If we were go by the US argument that the Islamists are aligned with Al Qaeda, then it follows that they would engage in suicide bombings and ambushes that have come to be associated with the group in Iraq and Afghanistan.
There is no dearth of weapons available to the Islamists in order to wage an effective guerrilla war against the Ethiopian forces, government soliders and the African Union soldiers to be deployed in the Horn of African country.
Indeed, the Islamists appear to be trying to pre-empt the deployment of the African forces by staging attacks against the Ethiopian soldiers and landmarks of authority of the interim government in the country. A raging war of attrition in Somalia would stop the various African countries in their tracks from sending soldiers to keep peace there.
If anything, the Ethiopians are helping the Islamist goal of strengthening the insurgency.
From the accounts of Somali victims caught in Saturday's crossfire and eyewitnesses, the Ethiopian soldiers opened fire indiscriminately when they came under attack and killed four people and wounded several people.

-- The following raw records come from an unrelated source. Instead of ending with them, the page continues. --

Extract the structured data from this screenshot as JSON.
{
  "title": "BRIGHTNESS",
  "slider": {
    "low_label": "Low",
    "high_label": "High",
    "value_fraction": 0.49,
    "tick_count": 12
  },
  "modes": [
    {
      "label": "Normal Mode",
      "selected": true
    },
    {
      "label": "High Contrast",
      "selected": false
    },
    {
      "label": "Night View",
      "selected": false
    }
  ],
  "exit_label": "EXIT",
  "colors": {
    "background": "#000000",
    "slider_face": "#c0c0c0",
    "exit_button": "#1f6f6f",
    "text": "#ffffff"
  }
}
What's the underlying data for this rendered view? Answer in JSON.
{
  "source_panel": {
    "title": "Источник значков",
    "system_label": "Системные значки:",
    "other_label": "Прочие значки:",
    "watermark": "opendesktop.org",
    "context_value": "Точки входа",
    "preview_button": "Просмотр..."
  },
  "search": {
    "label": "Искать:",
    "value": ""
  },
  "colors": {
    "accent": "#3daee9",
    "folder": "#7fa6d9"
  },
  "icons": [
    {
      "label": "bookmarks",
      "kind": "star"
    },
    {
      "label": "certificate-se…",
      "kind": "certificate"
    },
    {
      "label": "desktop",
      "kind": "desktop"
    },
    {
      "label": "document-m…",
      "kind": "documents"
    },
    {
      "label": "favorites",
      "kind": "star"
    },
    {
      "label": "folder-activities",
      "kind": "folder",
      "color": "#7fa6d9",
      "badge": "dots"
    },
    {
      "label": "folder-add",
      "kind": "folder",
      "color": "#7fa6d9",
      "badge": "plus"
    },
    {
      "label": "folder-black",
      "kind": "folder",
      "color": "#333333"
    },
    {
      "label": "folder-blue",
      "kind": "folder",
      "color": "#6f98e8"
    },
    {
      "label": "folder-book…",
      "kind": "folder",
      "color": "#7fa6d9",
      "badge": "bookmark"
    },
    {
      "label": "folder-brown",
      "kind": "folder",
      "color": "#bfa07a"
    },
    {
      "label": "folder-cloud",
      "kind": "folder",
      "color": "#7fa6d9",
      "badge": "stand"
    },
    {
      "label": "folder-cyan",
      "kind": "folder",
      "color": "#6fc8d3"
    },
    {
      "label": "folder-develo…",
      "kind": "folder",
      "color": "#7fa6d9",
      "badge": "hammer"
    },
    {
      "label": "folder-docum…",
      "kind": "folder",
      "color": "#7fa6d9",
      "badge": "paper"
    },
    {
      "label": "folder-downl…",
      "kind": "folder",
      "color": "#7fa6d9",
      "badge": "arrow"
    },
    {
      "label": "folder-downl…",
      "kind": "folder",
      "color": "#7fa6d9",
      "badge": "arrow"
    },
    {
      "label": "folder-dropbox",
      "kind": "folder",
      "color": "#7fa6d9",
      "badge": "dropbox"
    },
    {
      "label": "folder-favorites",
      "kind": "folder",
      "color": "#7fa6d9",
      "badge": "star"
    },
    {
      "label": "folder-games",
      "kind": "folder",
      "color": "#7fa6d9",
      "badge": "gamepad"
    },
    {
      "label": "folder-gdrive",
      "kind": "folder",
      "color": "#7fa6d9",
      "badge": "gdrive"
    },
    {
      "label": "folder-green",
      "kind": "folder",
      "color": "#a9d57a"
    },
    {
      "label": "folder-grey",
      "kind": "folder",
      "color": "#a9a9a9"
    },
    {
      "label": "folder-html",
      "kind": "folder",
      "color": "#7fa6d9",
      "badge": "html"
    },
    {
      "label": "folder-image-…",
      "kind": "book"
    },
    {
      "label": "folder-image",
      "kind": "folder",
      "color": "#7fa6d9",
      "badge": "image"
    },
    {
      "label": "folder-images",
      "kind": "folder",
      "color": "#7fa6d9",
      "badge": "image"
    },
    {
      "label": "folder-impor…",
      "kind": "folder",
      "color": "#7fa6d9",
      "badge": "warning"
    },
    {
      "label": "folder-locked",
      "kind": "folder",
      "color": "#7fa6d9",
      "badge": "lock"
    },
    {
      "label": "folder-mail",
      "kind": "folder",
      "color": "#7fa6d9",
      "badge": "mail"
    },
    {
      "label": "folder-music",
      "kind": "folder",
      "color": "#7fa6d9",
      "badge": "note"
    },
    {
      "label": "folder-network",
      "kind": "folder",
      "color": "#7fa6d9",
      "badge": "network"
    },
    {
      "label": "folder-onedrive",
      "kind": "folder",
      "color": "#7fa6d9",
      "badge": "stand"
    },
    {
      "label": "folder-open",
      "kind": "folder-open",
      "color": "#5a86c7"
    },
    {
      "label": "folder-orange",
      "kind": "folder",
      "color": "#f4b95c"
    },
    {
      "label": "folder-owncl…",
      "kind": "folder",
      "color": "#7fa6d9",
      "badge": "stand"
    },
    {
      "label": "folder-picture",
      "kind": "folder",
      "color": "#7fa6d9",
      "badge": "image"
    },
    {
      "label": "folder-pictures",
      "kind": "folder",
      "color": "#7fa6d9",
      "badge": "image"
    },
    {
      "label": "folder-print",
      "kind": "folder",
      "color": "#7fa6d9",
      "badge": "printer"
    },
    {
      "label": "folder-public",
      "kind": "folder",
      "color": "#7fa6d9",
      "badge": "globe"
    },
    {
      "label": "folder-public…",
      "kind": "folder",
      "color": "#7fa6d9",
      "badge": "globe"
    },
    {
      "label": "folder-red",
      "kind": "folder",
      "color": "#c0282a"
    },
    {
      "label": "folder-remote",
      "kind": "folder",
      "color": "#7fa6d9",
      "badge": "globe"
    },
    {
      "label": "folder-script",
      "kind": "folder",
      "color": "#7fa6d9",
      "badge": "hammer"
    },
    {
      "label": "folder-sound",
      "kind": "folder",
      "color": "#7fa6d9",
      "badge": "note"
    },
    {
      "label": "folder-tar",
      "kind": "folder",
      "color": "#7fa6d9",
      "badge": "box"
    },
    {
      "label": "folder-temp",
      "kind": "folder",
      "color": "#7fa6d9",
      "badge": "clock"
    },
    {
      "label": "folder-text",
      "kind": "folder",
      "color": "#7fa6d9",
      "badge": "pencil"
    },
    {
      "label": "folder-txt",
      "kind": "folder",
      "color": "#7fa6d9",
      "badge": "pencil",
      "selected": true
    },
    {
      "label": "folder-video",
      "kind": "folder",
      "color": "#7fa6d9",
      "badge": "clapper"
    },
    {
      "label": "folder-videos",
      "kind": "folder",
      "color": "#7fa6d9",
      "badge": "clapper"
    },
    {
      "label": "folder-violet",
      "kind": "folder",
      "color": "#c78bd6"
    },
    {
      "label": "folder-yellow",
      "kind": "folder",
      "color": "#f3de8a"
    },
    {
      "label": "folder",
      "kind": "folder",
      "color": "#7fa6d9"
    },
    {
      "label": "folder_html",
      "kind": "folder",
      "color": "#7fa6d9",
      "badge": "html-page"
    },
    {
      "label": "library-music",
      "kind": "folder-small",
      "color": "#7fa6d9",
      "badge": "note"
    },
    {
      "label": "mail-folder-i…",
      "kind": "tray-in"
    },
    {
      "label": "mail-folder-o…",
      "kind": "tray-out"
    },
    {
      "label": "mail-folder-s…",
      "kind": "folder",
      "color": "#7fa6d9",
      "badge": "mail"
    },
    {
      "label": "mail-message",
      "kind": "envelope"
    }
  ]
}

As one of them recounted, "They shot at me and the others indiscriminately ... they shot everybody who was moving around."
If true, then such behaviour would only add to the intensity of the conflict. It is obvious in Iraq that many Iraqis who suffered heavily — most of them lost their entire families — from the highhanded behaviour of the US forces and allies have joined the ranks of insurgence simply for the sake of exacting revenge for their loss and agony. That is the very nature of civil conflicts as we have learnt from history.
The foreign forces present in Iraq are perfect targets for the larger groups of Iraqi Sunni insurgents and the much smaller groups of so-called international "jihadists" (a la Al Qaeda). The same is true for the Taliban and Al Qaeda remnants in Afghanistan. In both cases, it is impossible to see an end to the conflict except when dealt from within an internal framework. The story is going to be repeated in Somalia, and no one seems to have any answers to the big questions that need to be answered before the world could feel that things are turning around for the halpless people of Somalia who have been paying and are continuing to pay a heavy price for the tribe-based politics and tug-of-war that once characterised their country's conflict.
Of course it does not mean that there is no optimism for Somalia. A released on Friday by an African Union fact-finding mission says that the recent developments in Somalia "represent a unique and unprecedented opportunity to re-establish the structures of governance and further peace and reconciliation in Somalia."
UN envoy Francois Fall, who concluded after a lightning visit to Mogadishu on Thursday, says that that "this is the best opportunity for peace for 16 years in Somalia and we must not waste it."
Indeed, it is mostly up to the people of Somalia to realise that it is their future that they would be playing with if they continued on the path of aggressive designs against each other.
The Islamists could not be expected to come around to accepting it easily, and the responsibility rests with the government of President Abdullahi Yusuf, the tribal warlords and their followers to accept that the future of their country depends on their willingness to pursue reconciliation rather than settle scores. Parallel to that the international community should step in with generous aid — distributed under strict supervision and away from the corruption that was associated with past efforts in the country — to kindle a feeling among the people of Somalia that they stand to lose something if they continued on their violent ways. Without a concerted push backed by the world, Somalia would slip deeper into crises and become breeding-ground for militancy and extremism.